Początkiem marca napisałem tekst pt. Koronawirus a mycie rączek (https://bit.ly/BM_notatki). Ironia, ale z nutą niepewności i przestrogi. Jest jednak dokładnie tak, jak w nim przypuszczałem 3 miesiące i temat ucicha, choć wówczas byłem stawiany w jednym szeregu z antyszczepionkowcami i palaczami masztów 5G.

Nie, to po prostu czysta kalkulacja i logika. Nic wielkiego, jeśli ktoś nie jest podatny na manipulacje. Prosty przykład – po jaką cholerę zamknięte zostały w trakcie tej "pandemii" lasy?! Z jednego prostego powodu. Kiedy jeszcze można było chodzić po lasach, to nie było tam wielu osób, maksymalnie trzy-czteroosobowe grupki raz na jakiś czas. Lasy były zamknięte po to, żeby móc coś ludziom dać. Zabranie ich nie było aż tak dotkliwe, bo większość ludzi ma lasy w d*pie i nigdy do nich nie chodziła. Natomiast kiedy okazało się po dwóch lub trzech tygodniach, że mogą tam iść, to się ucieszyli, że coś zyskali. Ludzie potrzebują tej informacji, że coś idzie ku lepszemu i takie lasy były doskonałe.

Dziś podobnie jest z maseczkami i innymi obostrzeniami.

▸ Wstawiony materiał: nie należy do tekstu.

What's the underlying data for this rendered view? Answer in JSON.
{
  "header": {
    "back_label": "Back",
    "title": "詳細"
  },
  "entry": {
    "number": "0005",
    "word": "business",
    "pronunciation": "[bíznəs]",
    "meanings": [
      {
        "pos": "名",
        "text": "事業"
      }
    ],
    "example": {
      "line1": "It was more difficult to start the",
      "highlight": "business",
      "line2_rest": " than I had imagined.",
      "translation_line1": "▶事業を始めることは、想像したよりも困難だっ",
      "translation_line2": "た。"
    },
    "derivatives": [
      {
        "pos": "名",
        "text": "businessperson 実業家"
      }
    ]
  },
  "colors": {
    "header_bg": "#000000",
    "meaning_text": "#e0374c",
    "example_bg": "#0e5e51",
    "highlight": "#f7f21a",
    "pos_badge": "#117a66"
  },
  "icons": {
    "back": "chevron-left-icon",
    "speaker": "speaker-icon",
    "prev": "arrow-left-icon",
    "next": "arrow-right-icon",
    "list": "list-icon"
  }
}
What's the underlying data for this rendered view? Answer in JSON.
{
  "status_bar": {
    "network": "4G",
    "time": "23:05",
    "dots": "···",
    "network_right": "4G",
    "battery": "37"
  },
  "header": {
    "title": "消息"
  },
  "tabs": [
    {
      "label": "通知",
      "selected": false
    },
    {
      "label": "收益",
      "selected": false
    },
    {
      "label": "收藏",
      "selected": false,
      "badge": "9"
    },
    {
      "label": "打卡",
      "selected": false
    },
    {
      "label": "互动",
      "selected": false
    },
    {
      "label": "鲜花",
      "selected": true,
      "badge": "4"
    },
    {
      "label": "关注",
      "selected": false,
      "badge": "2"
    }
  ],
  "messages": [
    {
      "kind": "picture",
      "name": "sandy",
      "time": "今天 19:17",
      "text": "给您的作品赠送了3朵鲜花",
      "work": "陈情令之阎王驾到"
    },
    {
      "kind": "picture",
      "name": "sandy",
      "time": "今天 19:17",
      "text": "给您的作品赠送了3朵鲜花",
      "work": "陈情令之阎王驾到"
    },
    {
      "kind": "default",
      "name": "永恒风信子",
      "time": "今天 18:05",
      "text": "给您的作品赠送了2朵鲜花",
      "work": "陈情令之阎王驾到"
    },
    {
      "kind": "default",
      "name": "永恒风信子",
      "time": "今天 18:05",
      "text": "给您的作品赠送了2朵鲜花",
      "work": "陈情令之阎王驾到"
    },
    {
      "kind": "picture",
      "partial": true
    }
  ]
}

Pamiętajmy jednak – koronawirus jest. Tak jak inne choroby. Dlatego dbanie o siebie jest cały czas wskazane, mimo kolejnego etapu odmrażania gospodarki. Mam wrażanie, że ludzie lubią popadać z jednej skrajności, w drugą skrajność. Wpierw szok, panika, zamknięcie się w domu, a teraz wyjście i łapczywe korzystanie z życia. Nie o to w tym chodzi.